6 Replies Latest reply: Apr 8, 2013 9:45 PM by marlis RSS

    Limit user session in ADF security

    marlis
      I want single user work in web application only with a single session at any time. How can I limit user sessions?
        • 1. Re: Limit user session in ADF security
          prateekazam
          Hi,

          You have to store user log-in and log-out related information in database table like user name /id , session id and is user active or not.
          So before login any user into application check whether this user active flag.If it is true it mean user is accessing the application currently then deny user or if it is false let user allow to access the application.

          This is one approach which we did in our last application.However there is possibility for having different approach for same usecase.

          But one base line is common that you should need to maintain user log-in and log-out information.

          Thanks,
          Prateek
          • 2. Re: Limit user session in ADF security
            Timo Hahn
            Prateek's approach is the way to go. You must have some kind of fallback to reset the user login info as otherwise you get calls from your users which can't login as they are already logged in from the systems point of view, but really aren't because they simply closed the browser and did not explicit used the logout.

            Timo
            • 3. Re: Limit user session in ADF security
              marlis
              Thanks for your responses.
              I have some questions.

              prateekazam
              1. How can I override ADF security (based on JAAS) credentials checking mechanism j_security_check ?
              2. How can I store users log-in log-out information in database? Which classess and which methods must be overriden? Can you show code sample of your realisation, please?

              Timo Hahn
              How can I check if user closed browser?
              • 4. Re: Limit user session in ADF security
                Timo Hahn
                You can't check as the application dont get an event in this case. That is the reason I noted it on the thread!
                You have to implement some kind of fall back like a special workflow which can delete the confusing information from the DB (e.g. make the user as if he has not logged in).

                Timo
                • 5. Re: Limit user session in ADF security
                  Frank Nimphius-Oracle
                  Hi,

                  +1. How can I override ADF security (based on JAAS) credentials checking mechanism j_security_check ?+

                  Why do you want to override this?

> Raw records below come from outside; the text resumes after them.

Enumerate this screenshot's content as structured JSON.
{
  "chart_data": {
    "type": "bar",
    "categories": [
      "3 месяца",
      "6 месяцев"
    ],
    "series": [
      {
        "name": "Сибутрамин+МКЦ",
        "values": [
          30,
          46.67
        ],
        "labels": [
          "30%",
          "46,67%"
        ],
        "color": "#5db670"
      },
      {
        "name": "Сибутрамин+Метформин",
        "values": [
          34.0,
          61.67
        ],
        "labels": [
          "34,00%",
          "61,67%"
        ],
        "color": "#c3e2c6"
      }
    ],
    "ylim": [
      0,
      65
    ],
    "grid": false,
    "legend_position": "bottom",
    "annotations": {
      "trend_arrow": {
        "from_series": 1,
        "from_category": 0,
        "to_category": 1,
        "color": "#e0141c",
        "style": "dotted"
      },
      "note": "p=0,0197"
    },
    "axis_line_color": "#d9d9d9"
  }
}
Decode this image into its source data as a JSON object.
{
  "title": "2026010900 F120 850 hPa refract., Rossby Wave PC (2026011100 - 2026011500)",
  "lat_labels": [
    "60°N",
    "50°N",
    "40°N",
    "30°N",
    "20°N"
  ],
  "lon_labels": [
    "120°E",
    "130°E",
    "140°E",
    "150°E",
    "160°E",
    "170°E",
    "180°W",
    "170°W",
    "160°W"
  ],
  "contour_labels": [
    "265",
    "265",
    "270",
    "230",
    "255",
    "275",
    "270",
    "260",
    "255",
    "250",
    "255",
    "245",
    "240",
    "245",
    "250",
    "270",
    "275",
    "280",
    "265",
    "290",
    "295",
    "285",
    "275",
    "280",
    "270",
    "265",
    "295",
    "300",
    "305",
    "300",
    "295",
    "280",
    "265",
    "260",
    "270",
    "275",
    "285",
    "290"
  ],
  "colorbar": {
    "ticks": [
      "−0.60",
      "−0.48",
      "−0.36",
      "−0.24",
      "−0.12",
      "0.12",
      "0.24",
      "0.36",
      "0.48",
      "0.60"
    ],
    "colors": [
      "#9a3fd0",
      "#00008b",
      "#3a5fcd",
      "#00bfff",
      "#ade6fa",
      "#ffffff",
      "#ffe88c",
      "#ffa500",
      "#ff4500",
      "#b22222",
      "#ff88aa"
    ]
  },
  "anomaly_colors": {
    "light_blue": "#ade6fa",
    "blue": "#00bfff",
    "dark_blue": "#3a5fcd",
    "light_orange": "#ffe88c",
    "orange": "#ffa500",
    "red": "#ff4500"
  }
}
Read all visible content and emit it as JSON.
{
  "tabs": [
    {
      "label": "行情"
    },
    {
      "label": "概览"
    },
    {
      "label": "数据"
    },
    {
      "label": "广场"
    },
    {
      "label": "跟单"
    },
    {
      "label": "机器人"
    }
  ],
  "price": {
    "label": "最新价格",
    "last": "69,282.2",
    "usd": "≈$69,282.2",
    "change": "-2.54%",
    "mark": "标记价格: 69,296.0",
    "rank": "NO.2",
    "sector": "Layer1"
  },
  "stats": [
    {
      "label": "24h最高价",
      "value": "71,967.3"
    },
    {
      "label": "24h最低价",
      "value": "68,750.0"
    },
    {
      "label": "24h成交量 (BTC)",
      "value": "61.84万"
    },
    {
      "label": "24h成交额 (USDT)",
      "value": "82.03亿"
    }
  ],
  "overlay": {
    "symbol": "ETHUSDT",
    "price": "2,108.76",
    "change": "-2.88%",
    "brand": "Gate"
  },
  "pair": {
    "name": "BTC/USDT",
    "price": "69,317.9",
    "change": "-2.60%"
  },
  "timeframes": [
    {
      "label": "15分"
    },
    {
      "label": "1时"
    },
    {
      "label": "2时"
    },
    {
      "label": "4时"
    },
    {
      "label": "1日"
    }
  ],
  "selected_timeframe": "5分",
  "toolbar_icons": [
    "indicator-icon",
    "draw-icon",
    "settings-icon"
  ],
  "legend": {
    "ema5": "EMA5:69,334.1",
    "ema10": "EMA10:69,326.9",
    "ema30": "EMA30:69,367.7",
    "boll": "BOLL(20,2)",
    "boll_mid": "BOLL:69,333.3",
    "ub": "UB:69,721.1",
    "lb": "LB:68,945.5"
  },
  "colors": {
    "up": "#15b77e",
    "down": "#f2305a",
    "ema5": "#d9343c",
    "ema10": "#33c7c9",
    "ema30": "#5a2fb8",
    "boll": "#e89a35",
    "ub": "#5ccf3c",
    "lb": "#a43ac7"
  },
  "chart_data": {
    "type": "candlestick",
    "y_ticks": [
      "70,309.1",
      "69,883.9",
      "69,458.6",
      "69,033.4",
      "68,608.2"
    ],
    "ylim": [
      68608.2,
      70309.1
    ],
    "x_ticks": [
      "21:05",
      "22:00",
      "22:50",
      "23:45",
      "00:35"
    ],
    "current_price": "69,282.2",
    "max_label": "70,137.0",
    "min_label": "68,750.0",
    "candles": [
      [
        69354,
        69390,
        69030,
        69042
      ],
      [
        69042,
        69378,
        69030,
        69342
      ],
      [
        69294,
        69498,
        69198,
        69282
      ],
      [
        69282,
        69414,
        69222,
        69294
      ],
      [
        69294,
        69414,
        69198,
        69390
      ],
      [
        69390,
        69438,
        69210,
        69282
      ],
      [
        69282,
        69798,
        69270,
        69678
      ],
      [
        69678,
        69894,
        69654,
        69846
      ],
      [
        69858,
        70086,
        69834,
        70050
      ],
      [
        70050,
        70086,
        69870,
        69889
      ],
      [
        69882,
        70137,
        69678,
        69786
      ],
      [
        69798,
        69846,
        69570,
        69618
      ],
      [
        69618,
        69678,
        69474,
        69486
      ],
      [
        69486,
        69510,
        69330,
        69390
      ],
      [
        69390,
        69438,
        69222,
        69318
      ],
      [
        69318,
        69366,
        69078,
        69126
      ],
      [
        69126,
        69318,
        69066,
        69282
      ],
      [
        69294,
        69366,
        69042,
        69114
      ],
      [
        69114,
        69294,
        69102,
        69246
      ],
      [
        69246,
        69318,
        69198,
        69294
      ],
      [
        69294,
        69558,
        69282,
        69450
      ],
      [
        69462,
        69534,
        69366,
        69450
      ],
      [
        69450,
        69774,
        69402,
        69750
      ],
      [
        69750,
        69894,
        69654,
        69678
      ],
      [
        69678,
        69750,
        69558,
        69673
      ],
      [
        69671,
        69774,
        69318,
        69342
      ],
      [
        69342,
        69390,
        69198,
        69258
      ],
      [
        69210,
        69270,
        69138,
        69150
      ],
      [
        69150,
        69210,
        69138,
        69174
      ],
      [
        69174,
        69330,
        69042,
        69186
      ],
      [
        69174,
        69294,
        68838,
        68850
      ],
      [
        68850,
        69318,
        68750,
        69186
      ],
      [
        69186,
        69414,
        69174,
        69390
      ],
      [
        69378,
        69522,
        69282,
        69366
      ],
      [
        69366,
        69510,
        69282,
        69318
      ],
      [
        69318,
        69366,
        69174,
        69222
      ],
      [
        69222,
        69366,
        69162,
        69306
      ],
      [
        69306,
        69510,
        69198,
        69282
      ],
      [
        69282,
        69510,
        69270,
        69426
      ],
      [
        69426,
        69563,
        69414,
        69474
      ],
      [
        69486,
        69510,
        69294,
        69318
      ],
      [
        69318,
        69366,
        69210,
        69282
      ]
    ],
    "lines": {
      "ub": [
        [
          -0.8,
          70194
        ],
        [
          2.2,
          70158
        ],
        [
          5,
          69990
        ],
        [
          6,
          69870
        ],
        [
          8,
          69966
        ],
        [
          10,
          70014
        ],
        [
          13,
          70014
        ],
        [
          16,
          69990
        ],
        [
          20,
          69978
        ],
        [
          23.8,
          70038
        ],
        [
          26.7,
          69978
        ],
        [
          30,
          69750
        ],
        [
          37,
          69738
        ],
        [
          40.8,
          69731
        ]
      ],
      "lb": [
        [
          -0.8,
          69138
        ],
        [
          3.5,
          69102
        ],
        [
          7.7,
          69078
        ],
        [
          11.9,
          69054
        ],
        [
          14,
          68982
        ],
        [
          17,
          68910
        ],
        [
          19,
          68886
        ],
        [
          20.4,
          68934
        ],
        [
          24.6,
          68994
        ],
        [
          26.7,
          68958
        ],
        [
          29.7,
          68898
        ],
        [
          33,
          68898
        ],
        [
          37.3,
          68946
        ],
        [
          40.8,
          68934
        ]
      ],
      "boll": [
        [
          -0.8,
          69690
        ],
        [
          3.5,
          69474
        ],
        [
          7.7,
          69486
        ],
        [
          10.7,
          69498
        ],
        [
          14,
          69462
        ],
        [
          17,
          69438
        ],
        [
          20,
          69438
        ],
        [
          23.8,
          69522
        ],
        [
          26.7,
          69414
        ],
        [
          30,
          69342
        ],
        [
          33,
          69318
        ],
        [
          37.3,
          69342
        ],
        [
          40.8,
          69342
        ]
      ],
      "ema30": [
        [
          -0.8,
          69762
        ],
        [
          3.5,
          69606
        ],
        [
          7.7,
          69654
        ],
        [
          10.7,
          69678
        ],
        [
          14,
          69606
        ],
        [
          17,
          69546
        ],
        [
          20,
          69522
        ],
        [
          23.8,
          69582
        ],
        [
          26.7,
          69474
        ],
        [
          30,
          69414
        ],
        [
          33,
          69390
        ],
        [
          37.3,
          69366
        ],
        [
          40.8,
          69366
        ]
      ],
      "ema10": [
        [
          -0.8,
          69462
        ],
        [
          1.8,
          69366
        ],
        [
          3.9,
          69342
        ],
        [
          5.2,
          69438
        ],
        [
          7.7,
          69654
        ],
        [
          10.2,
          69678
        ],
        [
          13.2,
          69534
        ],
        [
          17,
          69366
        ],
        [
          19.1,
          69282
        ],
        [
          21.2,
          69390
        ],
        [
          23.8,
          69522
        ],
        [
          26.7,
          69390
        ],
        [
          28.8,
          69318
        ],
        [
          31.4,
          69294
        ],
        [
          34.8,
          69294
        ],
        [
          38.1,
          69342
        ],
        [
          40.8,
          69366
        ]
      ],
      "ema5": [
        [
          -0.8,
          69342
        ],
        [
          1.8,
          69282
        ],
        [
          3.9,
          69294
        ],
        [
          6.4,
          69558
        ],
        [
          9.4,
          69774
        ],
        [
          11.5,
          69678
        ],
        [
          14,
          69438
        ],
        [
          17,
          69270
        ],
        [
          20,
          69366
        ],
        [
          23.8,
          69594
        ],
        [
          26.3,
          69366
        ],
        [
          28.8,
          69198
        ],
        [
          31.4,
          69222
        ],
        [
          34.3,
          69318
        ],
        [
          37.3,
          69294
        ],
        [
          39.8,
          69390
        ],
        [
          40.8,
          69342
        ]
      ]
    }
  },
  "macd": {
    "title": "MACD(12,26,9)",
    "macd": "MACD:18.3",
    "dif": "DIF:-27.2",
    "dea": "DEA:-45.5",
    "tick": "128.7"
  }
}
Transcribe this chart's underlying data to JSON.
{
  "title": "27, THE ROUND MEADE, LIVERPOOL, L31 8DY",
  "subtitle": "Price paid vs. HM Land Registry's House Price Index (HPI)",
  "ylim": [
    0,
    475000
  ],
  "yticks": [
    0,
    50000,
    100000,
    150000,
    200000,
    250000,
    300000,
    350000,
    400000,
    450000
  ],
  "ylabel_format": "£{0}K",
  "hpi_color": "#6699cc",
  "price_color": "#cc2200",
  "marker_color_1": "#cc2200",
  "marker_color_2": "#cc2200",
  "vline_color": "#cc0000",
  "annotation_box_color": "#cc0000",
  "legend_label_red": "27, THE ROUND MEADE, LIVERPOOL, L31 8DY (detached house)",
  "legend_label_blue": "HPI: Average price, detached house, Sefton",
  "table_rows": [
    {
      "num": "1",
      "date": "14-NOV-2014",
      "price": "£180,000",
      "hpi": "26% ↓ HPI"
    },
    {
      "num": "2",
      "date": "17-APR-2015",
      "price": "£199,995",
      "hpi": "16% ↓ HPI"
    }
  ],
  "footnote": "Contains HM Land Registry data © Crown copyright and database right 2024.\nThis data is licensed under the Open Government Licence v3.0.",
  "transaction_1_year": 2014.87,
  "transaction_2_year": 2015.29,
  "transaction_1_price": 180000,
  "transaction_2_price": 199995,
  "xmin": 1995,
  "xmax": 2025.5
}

                  +2. How can I store users log-in log-out information in database? Which classess and which methods must be overriden? Can you show code sample of your realisation, please?+

                  Authentication is not handled by ADF but WebLogic Server. If you want to track database login information you will need to write a custom JAAS Login Module and configure it as an authentication provider in WLS

                  How can I check if user closed browser?

                  I would use a temporary cookie with no lifetime. This way, when the browser is closed, the cokie is unavailable, indicating that the user is good to login again. However, this then allows users to start 2 sessions using different browsers (again something you would need to check)

                  Frank
                  • 6. Re: Limit user session in ADF security
                    marlis
                    1. I need to check if user already logged or not before j_security_check

                    2. I am using ADF security based on JAAS. Authentication based on database credentials table, WLS sql auth provider is configured, too. I meant to store users log-in and log-out information.

                    3. How can I check coockie info on the server side?